I have a favorite band, The Airborne Toxic Event. They’ve achieved fame and a lot of airplay for their song, Sometime Around Midnight. They’ve performed on Letteman and Jimmy Kimmel Live. They have more than 38,000 fans on Facebook (yes, I’m still calling them “fans”). The Sports Dude and I saw them perform a few months back at the Disney Concert Hall, where lead-singer Mikel Jollett kicked the night off on the BIG organ. There was a marching band from a local high school, along with Mariachis and dancers. We watched in admiration at the band’s awe looking around, absorbing where they were. How did they go from local band in Echo Park, to performing to a sold-out crowd at the Disney Concert Hall? Better yet, as the band prepares to release their second album, they have in no way lost sight of their roots and who they, as individuals and a band, are. Last night the Sports Dude and I attended a fundraiser for THEIR Neda Project. Neda Agha Soltan, you might remember, was the young woman whose murder on the streets of Tehran was captured on YouTube last year. The venue for the night’s fundraiser wasn’t the Disney Concert Hall, or The Nokia Theatre. It was held at The Echo, the club where the band played their first gig. A little joint, with no marquee, on West Sunset Boulevard in Echo Park. It’s the kind of neighborhood where the local parking is $2.50 a DAY, not $2.00 an hour for the meters. This night was about their cause, their passion, that THEY brought to Amnesty International, the granddaddy of human rights organizations. The band saw the video of Neda’s death, and, like so many of us, were moved. They, however, put their movement into action. Before the show, Mikel was mingling amongst us in the audience, talking to fans, snapping pictures, discussing his passion, encouraging us to get more involved. From the stage he was humbled and moved. He was impassioned and grateful. I have to say, this has been my experience EVERY time I have seen the band play. They are humbled and grateful. How refreshing. So, what does this have to do with legal marketing?
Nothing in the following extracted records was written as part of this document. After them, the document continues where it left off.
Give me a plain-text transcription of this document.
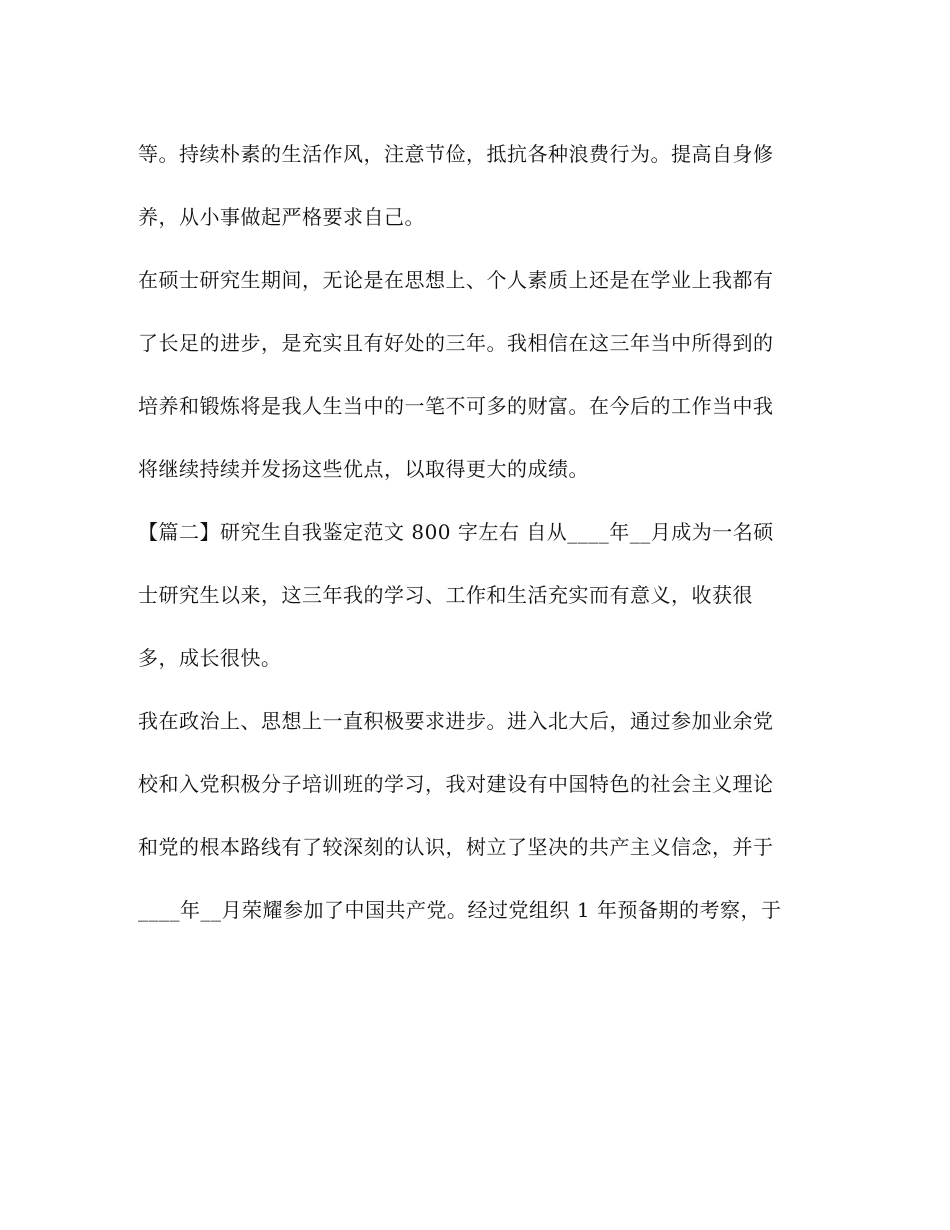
等。持续朴素的生活作风，注意节俭，抵抗各种浪费行为。提高自身修
养，从小事做起严格要求自己。
在硕士研究生期间，无论是在思想上、个人素质上还是在学业上我都有
了长足的进步，是充实且有好处的三年。我相信在这三年当中所得到的
培养和锻炼将是我人生当中的一笔不可多的财富。在今后的工作当中我
将继续持续并发扬这些优点，以取得更大的成绩。
【篇二】研究生自我鉴定范文 800 字左右 自从____年__月成为一名硕
士研究生以来，这三年我的学习、工作和生活充实而有意义，收获很
多，成长很快。
我在政治上、思想上一直积极要求进步。进入北大后，通过参加业余党
校和入党积极分子培训班的学习，我对建设有中国特色的社会主义理论
和党的根本路线有了较深刻的认识，树立了坚决的共产主义信念，并于
____年__月荣耀参加了中国共产党。经过党组织 1 年预备期的考察，于
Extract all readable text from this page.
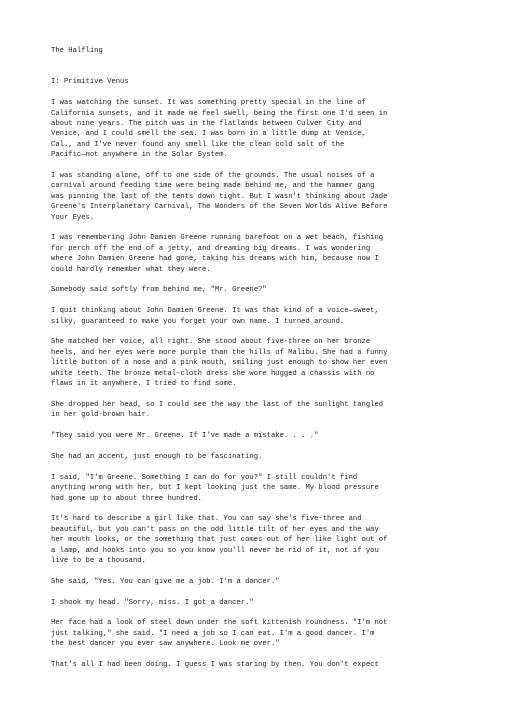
The Halfling
I: Primitive Venus
I was watching the sunset. It was something pretty special in the line of
California sunsets, and it made me feel swell, being the first one I'd seen in
about nine years. The pitch was in the flatlands between Culver City and
Venice, and I could smell the sea. I was born in a little dump at Venice,
Cal., and I've never found any smell like the clean cold salt of the
Pacific—not anywhere in the Solar System.
I was standing alone, off to one side of the grounds. The usual noises of a
carnival around feeding time were being made behind me, and the hammer gang
was pinning the last of the tents down tight. But I wasn't thinking about Jade
Greene's Interplanetary Carnival, The Wonders of the Seven Worlds Alive Before
Your Eyes.
I was remembering John Damien Greene running barefoot on a wet beach, fishing
for perch off the end of a jetty, and dreaming big dreams. I was wondering
where John Damien Greene had gone, taking his dreams with him, because now I
could hardly remember what they were.
Somebody said softly from behind me, "Mr. Greene?"
I quit thinking about John Damien Greene. It was that kind of a voice—sweet,
silky, guaranteed to make you forget your own name. I turned around.
She matched her voice, all right. She stood about five-three on her bronze
heels, and her eyes were more purple than the hills of Malibu. She had a funny
little button of a nose and a pink mouth, smiling just enough to show her even
white teeth. The bronze metal-cloth dress she wore hugged a chassis with no
flaws in it anywhere. I tried to find some.
She dropped her head, so I could see the way the last of the sunlight tangled
in her gold-brown hair.
"They said you were Mr. Greene. If I've made a mistake. . . ."
She had an accent, just enough to be fascinating.
I said, "I'm Greene. Something I can do for you?" I still couldn't find
anything wrong with her, but I kept looking just the same. My blood pressure
had gone up to about three hundred.
It's hard to describe a girl like that. You can say she's five-three and
beautiful, but you can't pass on the odd little tilt of her eyes and the way
her mouth looks, or the something that just comes out of her like light out of
a lamp, and hooks into you so you know you'll never be rid of it, not if you
live to be a thousand.
She said, "Yes. You can give me a job. I'm a dancer."
I shook my head. "Sorry, miss. I got a dancer."
Her face had a look of steel down under the soft kittenish roundness. "I'm not
just talking," she said. "I need a job so I can eat. I'm a good dancer. I'm
the best dancer you ever saw anywhere. Look me over."
That's all I had been doing. I guess I was staring by then. You don't expect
It reminds me of the story in Outliers about the founding of Skadden Arps:
In the beginning, it was just Marshall Skadden, Leslie Arps – both of whom had just been turned down for partner at a major Wall Street law firm – and John Slate, who had worked for Pan Am airlines. Flom [who did not receive any offers during hiring season] was their associate …. “What kind of law did we do?” Flom says, laughing. “Whatever came in the door!” Outliers, p. 118
I summed up my “experience” with the Skadden chapter:
So, what’s the point of the story? I think there are many, but you’ll have to read the book to find the ones that resonate with you.I, for one, forget sometimes that so many of our firms have been built on the humble backs of hard working men and women. Go through the framed degrees on the walls of your founding partners and you will find amongst the Harvard and Yale degrees, Brooklyn Law School, Seton Hall University, Pepperdine University, University of San Diego, and Southwestern University School of Law.While it is admirable to aspire to the reputation of Skadden Arps, it is just as admirable to aspire to the tenaciousness of Marshall Skadden, Leslie Arps, John Slate and Joe Flom.